Is it possible to create a BoW but instead of searching for words I do it for substrings?

I’m working on a python program were I input an array with various names (instead of full sentences) on it and try to apply BoW on it and the problem is that because BoW is for words in sentences the program treats them as sentences.

Example:
If I have the word Farahoka, Csanoha, April, Bas, Phrahonee and I’m looking for the substring aho

How could I do this?

Edit:
It seems that my question is not that clear, so I’ll try to do my best to explain what is the task and what I need to do.

I have a list of various names on an array, and I’m trying to find a way to vectorize the letters or maybe find a way to separate into syllabes.

Example:

In BoW if I have The sky is blue today it will be separated into [The, sky, is, blue, today], in the problem I have I’m trying to do something similar, separate/find substrings for words.

Using the previous example, I want to take the word todayand search for the substring ay

Is it possible to do it without using things like if 'ay' in today or endswith('ay')?

In theory I need to use an unigram model for this in order to learn wights for a predictor but it seems all I can find online is focused on words and not substrings.

>Solution :

You don’t have much choice but to loop over the elements.

The exact output you expect is unclear, but you could do one of the following.

Searching for matches:

words = ['Farahoka', 'Csanoha', 'April', 'Bas', 'Phrahonee']

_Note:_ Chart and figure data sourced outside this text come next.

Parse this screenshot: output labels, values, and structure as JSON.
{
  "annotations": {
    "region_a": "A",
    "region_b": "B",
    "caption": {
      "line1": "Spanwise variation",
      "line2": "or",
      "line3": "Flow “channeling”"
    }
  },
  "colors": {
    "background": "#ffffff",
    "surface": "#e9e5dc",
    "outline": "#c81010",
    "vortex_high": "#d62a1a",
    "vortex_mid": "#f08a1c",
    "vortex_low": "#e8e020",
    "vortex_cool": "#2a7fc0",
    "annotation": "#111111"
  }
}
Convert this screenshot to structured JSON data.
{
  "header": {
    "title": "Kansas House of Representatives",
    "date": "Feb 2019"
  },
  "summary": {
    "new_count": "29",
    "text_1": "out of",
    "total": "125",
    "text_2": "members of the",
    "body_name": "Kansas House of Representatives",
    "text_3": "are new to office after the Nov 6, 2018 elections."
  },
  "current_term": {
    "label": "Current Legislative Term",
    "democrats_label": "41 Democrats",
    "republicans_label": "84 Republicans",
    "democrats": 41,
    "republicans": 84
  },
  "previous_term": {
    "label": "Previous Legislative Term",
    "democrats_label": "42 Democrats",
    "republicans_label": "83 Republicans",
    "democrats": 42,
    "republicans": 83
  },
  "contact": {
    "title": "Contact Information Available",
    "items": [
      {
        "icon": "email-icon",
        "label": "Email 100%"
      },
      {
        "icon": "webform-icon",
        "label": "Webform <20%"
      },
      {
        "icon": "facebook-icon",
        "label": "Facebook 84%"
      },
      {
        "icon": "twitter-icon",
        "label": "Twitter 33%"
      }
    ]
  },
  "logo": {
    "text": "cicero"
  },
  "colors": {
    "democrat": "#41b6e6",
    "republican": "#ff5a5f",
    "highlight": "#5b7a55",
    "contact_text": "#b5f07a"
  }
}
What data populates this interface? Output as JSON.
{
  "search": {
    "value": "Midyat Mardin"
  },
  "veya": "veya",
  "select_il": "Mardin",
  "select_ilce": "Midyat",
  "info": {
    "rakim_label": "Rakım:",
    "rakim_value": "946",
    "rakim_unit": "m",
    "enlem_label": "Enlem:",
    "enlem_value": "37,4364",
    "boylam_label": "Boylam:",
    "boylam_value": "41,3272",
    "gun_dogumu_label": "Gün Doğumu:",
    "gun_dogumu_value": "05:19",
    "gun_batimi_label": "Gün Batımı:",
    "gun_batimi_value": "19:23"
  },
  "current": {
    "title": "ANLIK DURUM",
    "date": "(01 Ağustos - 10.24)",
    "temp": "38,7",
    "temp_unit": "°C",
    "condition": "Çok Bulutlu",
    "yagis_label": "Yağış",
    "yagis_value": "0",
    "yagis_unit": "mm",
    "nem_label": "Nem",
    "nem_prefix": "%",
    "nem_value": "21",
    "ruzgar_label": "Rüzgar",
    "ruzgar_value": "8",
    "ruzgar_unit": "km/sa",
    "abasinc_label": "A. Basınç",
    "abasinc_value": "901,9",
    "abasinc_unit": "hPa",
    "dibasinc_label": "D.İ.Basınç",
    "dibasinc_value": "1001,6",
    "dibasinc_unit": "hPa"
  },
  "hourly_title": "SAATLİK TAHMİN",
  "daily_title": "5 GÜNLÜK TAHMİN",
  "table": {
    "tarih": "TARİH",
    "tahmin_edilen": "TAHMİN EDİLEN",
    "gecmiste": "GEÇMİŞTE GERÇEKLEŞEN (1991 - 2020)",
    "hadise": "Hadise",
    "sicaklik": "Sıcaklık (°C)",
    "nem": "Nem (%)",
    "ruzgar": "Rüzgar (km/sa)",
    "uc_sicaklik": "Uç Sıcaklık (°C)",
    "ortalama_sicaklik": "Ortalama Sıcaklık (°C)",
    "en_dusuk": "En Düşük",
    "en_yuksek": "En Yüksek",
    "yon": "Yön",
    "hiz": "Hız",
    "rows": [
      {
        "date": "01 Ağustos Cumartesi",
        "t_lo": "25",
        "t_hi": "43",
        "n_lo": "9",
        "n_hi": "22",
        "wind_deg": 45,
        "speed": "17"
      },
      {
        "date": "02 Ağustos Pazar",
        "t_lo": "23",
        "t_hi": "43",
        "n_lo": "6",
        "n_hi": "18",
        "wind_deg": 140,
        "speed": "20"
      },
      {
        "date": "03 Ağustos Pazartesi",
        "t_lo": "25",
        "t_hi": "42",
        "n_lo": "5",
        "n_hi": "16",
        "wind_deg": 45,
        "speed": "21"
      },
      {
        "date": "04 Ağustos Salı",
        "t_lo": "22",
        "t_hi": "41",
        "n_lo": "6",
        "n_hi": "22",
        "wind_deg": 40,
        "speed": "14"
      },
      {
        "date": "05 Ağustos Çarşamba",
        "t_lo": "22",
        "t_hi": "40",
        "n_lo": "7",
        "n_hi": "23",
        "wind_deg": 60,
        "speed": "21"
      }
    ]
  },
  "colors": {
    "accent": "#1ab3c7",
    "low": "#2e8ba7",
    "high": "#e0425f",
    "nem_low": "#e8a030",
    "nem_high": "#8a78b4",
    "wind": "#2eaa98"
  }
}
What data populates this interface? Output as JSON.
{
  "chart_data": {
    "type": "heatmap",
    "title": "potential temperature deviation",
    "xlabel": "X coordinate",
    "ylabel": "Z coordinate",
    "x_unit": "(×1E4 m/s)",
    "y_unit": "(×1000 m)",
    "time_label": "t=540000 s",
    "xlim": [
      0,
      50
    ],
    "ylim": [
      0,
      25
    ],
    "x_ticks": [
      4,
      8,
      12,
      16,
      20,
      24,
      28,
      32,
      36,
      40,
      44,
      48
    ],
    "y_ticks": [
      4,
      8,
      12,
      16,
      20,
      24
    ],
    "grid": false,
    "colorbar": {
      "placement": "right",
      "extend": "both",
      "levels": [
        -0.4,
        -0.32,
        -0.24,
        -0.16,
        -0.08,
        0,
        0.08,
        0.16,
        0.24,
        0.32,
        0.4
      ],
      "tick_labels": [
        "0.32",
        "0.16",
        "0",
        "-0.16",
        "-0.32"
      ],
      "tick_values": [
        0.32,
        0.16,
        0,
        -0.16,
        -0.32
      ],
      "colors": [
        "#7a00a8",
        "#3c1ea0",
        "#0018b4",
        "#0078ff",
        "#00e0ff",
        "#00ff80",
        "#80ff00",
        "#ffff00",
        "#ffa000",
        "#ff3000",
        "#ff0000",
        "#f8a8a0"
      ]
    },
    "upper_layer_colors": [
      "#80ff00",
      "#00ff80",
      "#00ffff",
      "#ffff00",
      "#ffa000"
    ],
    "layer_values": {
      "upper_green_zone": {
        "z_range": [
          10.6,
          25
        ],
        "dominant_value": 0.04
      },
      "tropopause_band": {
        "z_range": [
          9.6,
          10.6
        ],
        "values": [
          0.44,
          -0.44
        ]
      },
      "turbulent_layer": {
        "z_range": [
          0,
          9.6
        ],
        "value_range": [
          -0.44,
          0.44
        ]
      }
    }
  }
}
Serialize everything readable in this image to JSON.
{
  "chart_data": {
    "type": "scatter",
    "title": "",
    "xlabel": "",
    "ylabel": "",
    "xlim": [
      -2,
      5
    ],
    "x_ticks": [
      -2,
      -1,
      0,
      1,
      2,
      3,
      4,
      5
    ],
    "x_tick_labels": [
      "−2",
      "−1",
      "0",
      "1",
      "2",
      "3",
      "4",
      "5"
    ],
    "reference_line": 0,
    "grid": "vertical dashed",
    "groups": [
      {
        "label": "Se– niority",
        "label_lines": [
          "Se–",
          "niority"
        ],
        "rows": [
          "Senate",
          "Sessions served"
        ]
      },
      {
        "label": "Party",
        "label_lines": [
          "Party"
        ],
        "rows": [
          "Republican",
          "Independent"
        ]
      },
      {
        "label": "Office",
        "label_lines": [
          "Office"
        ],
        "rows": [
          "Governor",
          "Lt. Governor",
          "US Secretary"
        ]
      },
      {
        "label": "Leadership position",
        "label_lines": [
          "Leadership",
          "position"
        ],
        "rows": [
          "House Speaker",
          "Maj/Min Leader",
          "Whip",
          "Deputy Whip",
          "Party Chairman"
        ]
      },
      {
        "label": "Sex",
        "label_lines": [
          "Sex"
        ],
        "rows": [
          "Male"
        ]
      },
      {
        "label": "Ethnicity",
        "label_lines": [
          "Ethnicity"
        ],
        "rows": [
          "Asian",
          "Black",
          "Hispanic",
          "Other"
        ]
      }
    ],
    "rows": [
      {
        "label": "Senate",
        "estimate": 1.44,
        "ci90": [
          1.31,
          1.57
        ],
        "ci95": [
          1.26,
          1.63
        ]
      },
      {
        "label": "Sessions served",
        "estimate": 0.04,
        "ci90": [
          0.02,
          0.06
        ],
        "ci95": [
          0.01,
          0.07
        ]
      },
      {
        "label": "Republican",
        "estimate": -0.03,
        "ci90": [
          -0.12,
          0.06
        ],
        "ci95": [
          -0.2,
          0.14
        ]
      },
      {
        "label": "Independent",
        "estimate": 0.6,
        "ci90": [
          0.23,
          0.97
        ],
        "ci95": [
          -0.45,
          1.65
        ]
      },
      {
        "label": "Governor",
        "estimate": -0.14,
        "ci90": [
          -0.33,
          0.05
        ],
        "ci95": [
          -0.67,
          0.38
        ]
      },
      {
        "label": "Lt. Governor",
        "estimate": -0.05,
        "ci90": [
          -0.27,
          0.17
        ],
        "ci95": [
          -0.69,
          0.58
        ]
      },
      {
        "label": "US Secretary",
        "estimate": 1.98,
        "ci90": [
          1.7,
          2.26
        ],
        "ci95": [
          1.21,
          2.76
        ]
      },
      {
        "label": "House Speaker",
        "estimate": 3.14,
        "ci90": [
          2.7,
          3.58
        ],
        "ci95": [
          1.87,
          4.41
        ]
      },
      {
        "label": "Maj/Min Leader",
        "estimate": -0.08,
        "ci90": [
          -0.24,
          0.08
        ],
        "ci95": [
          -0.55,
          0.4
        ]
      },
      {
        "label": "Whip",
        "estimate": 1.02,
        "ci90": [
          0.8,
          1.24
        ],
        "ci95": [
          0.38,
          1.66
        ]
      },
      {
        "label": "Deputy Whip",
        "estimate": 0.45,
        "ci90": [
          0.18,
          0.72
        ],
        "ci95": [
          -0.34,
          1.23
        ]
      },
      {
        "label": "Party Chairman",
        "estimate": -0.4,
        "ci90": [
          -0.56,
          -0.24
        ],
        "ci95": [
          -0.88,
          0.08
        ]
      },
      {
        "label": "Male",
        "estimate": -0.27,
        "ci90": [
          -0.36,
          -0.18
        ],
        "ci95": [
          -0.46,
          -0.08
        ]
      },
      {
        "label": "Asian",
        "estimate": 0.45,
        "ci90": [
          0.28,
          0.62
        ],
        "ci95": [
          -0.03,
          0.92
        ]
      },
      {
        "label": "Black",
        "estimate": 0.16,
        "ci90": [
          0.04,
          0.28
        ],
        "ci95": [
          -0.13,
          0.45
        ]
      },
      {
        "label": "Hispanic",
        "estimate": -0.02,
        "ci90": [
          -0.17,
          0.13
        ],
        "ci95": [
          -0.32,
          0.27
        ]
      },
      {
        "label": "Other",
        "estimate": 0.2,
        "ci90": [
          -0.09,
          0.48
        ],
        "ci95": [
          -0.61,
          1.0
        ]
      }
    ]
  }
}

[w for w in words if 'aho' in w]
# ['Farahoka', 'Phrahonee']

Testing is any word contains the substring:

any('aho' in w for w in words)
# True

If you’re looking for something a bit more generic, you could compute all three-grams of your words:

from nltk import ngrams
from collections import Counter

counts = sum((Counter(map(''.join, ngrams(w.lower(),3)))
              for w in words), Counter())

Output:

Counter({'far': 1,
         'ara': 1,
         'rah': 2,
         'aho': 2,
         'hok': 1,
         'oka': 1,
         'csa': 1,
         'san': 1,
         'ano': 1,
         'noh': 1,
         'oha': 1,
         'apr': 1,
         'pri': 1,
         'ril': 1,
         'bas': 1,
         'phr': 1,
         'hra': 1,
         'hon': 1,
         'one': 1,
         'nee': 1})